Musk powiedział również, że rozmawiał już w zeszłym tygodniu z gubernatorem Florydy Ronem DeSantisem na temat budowy tuneli.
Jeśli gubernator i burmistrz chcą, żeby to się stało, „zrobimy to” – powiedział.
Musk ma szansę dokonać przełomu w tunelach, obniżając koszty ich budowy w USA
Strona internetowa zauważyła, że koszt budowy tuneli w USA jest znacznie wyższy niż w pozostałej części świata z powodu braku konkurencji między wykonawcami, nieskuteczności rządu i przepisów oraz związków zawodowych.
Miami odniosło ostatnio sukces w budowaniu tuneli niskim kosztem – ale Musk może potencjalnie obniżyć ten koszt. W badaniach pierwotnie oszacowano, że projekt dwukrotnego tunelu PortMiami o wysokości 4200 stóp kosztowałby 3,1 miliarda dolarów, ale projekt został ukończony w 2014 roku za około 1 miliard dolarów.

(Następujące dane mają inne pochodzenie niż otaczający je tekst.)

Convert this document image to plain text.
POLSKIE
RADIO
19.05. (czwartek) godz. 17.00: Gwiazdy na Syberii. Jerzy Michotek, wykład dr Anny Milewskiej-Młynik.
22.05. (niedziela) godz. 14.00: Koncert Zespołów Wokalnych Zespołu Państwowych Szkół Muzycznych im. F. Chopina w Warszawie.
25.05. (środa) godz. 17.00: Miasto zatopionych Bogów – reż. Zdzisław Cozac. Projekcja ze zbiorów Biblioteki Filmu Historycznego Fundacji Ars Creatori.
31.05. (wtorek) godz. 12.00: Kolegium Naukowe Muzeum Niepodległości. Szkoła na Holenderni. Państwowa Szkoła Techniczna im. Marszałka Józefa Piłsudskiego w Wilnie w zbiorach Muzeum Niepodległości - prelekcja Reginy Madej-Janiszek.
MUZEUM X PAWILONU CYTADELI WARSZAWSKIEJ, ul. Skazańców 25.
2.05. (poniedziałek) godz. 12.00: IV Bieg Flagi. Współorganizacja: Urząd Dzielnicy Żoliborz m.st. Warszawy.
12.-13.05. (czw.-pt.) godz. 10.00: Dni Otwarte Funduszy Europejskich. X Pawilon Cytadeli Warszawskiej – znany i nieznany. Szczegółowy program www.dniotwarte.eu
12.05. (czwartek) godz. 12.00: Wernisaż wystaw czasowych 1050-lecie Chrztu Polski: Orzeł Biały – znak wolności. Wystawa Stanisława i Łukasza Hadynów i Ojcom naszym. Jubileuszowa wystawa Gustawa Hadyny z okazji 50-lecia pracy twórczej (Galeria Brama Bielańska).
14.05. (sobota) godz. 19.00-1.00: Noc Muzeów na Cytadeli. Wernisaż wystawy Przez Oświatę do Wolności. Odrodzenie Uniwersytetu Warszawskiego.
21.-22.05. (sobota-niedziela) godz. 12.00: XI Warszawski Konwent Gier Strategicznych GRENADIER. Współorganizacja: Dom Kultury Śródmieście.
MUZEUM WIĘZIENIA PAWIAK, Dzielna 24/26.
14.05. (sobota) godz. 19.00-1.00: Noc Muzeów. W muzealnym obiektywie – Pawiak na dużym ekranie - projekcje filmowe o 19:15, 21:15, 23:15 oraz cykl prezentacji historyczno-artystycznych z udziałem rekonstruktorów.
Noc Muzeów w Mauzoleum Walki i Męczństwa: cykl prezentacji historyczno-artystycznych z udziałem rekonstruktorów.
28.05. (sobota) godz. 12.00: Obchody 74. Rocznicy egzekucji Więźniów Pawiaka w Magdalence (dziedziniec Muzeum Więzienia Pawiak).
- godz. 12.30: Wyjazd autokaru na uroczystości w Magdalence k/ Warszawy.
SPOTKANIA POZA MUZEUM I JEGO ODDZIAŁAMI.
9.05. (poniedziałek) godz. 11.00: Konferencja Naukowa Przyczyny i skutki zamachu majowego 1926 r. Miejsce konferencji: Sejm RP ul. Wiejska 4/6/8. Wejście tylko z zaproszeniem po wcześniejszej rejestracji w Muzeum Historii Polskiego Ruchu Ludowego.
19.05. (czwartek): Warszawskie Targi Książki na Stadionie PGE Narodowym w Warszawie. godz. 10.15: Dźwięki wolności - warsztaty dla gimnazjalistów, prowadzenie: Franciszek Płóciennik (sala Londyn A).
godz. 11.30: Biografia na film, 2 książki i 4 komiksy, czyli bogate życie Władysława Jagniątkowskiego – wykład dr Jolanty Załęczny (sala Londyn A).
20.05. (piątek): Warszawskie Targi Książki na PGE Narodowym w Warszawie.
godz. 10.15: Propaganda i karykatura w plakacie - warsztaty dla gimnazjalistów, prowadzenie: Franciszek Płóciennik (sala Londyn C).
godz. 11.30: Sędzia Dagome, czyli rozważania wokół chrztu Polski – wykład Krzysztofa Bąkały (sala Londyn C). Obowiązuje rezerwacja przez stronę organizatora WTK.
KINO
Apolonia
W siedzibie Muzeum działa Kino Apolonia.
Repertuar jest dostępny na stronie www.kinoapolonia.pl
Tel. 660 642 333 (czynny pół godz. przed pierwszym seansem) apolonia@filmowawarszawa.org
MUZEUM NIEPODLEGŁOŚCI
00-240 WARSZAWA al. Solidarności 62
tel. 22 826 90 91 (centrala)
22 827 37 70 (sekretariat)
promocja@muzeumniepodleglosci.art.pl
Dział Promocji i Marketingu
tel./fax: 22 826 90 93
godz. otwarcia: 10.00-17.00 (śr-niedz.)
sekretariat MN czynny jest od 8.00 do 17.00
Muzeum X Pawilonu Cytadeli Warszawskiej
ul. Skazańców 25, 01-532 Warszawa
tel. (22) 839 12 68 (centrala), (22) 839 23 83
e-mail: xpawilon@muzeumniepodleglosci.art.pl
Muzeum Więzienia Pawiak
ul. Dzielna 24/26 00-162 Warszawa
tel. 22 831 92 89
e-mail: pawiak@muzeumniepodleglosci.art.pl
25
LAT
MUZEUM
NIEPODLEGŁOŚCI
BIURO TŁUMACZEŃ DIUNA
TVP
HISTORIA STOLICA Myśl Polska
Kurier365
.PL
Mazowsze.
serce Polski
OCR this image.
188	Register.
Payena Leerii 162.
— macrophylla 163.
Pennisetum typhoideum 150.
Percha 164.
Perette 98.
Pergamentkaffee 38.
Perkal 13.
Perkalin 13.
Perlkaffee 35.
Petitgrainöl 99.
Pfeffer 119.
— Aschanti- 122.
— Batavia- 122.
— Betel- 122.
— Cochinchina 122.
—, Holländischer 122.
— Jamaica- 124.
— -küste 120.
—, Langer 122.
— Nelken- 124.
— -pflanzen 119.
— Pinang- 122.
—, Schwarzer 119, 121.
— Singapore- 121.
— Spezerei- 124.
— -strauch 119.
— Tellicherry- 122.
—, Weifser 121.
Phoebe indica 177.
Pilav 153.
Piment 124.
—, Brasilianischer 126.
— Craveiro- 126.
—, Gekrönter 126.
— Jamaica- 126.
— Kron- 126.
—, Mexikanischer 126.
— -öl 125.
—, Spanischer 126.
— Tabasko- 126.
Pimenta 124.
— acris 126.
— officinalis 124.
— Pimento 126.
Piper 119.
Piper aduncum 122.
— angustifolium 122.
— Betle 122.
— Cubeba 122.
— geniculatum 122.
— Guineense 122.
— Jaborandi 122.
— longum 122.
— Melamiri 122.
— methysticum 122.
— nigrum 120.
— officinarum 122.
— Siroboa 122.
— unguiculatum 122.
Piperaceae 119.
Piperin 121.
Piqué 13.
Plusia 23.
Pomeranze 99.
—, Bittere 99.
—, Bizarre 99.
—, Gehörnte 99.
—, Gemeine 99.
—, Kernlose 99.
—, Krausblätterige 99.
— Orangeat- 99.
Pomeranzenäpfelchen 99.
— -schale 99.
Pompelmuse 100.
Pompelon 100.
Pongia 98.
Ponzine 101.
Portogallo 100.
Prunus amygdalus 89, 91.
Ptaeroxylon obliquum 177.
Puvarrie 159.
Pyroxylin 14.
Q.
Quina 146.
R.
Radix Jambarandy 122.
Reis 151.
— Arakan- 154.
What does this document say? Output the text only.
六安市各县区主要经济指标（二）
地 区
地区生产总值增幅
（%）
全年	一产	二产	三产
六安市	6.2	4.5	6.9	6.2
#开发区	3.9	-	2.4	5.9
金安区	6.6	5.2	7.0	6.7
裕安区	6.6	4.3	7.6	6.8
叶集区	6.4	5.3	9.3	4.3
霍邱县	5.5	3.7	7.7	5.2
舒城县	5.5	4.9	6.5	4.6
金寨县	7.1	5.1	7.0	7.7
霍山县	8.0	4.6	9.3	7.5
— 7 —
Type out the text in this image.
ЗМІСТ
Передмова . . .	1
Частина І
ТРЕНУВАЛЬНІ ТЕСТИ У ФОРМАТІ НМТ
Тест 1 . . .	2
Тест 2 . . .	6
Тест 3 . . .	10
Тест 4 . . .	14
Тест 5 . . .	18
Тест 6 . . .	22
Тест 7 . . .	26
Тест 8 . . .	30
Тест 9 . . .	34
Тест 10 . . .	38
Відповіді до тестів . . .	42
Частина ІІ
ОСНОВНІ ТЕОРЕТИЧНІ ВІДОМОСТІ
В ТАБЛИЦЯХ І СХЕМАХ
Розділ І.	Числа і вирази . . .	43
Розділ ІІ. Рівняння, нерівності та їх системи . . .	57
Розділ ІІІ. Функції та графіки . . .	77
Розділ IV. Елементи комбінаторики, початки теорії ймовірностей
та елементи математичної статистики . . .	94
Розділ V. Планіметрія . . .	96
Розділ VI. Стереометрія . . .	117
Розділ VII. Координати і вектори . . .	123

Rządowe szacunki określają koszt tunelu Brickell na 1,1 do 1,7 miliarda dolarów.
Wydaje się jednak, że Musk ma znacznie wspanialsze plany dotyczące Miami, z możliwością utworzenia ogólnopolskiej sieci tuneli w celu wyeliminowania ruchu.
Musk niedawno pokonał Jeffa Bezosa i został najbogatszym człowiekiem na świecie.